Southern Times Writer
The month of June saw the prices for precious metals taking a downward trend because of global economic uncertainties.
According to Focus Economics, precious metals prices fell 1.6 percent on a month-on-month basis in June (May -2.2 percent month-on-month).
The fall in the precious metal prices is a result of a series of interest rate increases in the US economy as well as the strengthening of the US dollar.
During the month of June, US Federal Reserve decided to hike its rates twice. The increased interest rates resulted in the wearing away of the lucrativeness of precious metals as safe heaven assets.
In addition to the hike is the unceasing trade war between major players which continues to derail demand for key industrial commodities, including palladium, platinum and silver. The Focus Economics report pointed out that the recent implementation of tariffs on US$34 billion worth of Chinese goods imported to the US and the immediate retaliation by China on 6 July are ladders towards further economic uncertainty.
“Looking ahead, prices for precious metals will be determined by geopolitical risks, although the effects will have an opposite impact on the commodities.

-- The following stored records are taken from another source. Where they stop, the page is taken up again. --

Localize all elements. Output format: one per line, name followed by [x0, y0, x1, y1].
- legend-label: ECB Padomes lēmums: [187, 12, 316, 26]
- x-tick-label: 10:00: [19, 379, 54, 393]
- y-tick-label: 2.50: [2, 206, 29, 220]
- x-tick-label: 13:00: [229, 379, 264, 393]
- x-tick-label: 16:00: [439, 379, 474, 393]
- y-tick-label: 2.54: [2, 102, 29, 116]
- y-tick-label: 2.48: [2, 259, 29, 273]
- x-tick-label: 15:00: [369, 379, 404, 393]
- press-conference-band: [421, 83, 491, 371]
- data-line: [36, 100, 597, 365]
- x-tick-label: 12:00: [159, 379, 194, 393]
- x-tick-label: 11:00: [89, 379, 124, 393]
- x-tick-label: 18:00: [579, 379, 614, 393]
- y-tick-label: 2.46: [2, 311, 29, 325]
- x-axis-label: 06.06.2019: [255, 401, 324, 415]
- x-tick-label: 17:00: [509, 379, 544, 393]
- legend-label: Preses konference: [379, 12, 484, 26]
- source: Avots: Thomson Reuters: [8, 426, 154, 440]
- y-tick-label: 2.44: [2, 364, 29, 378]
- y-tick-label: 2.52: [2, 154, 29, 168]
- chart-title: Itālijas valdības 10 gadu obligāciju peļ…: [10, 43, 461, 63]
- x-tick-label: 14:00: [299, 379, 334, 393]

While an uncertain global outlook will notably support gold prices, prospects of weaker global growth will dampen demand for industrial commodities.
"Elevated geopolitical risks, healthy purchases of jewellery and robust industrial demand are expected to lead precious metal prices to rise 2.4% year-on-year in Q4 2018. The Focus Economics panel sees prices increasing at a broadly similar pace of 2.3% year-on-year in Q4 2019,” stated the report.
On a current performance analysis starting with the gold price, the price of gold decreased 3.05 US$ an ounce or 0.25 percent to $1,226.05 on Wednesday July 18 from $1,227.12 in the previous trading session. After reaching its lowest level in the previous week the yellow metal has started to show signs of life.
According to FX empire, analysts stated that last week’s spike move suggests that possibly Friday 13 July to $1236.20, slightly above the July 7, 2017 bottom at $1230.70, was an indication of fatigue, and the market may be gearing up for a short-covering rally. The gold prices initially rallied during Monday’s session but ran into trouble around the $1245 level, which was offering short-term resistance and pulled back.
Moving forward, the market was likely to witness some amount of buying interest from the $1238 level. In the long term, the market was likely to be under pressure as fears of strengthening trade wars, rising interest rate in the US as well as the US$ gains.
Silver price started the month of June on the high with prices ranging between $16.5 to $16.2 the precious metal witnessed a severe fall on 2 July to $15 .8 and was recovering from the fall. The silver prices initially rallied during Monday 16 July session but gave in all the gains reaching down to the $15.75 level. On Wednesday July 18 silver prices decreased 0.09 US$ an ounce or 0.55 percent to $15.47 from $15.55 in the previous trading session. Experts forecast that the market is likely to break towards the $15.50 level as the market is struggling to move higher from that point. Given the current situation the $16 level seems to be resistive and it may be problematic for the market to go above in the set prices.
Oil prices pushed higher in June due to global demand and US efforts to shut out Iranian output using sanctions. The month of June saw oil price rising from $66 to a high of $74. The month of June saw global oil prices averaging $74 a barrel which is $3 barrel lower than in May. On Monday 15 July crude oil prices broke the $70 support level session, reaching towards the $68 level. Crude oil further decreased 0.50 USD/BBL or 0.73 percent to $67.62 on Wednesday July 18 from $68.08 in the previous trading session.
The current fall of the price was a result of the recent Saudi Arabia decision to release more oil supplies to the market, in addition the strengthening of the USD was keeping the market under pressure. Analysts forecast that crude oil prices will average $73 a barrel in the second half of 2018 and $69/b in 2019.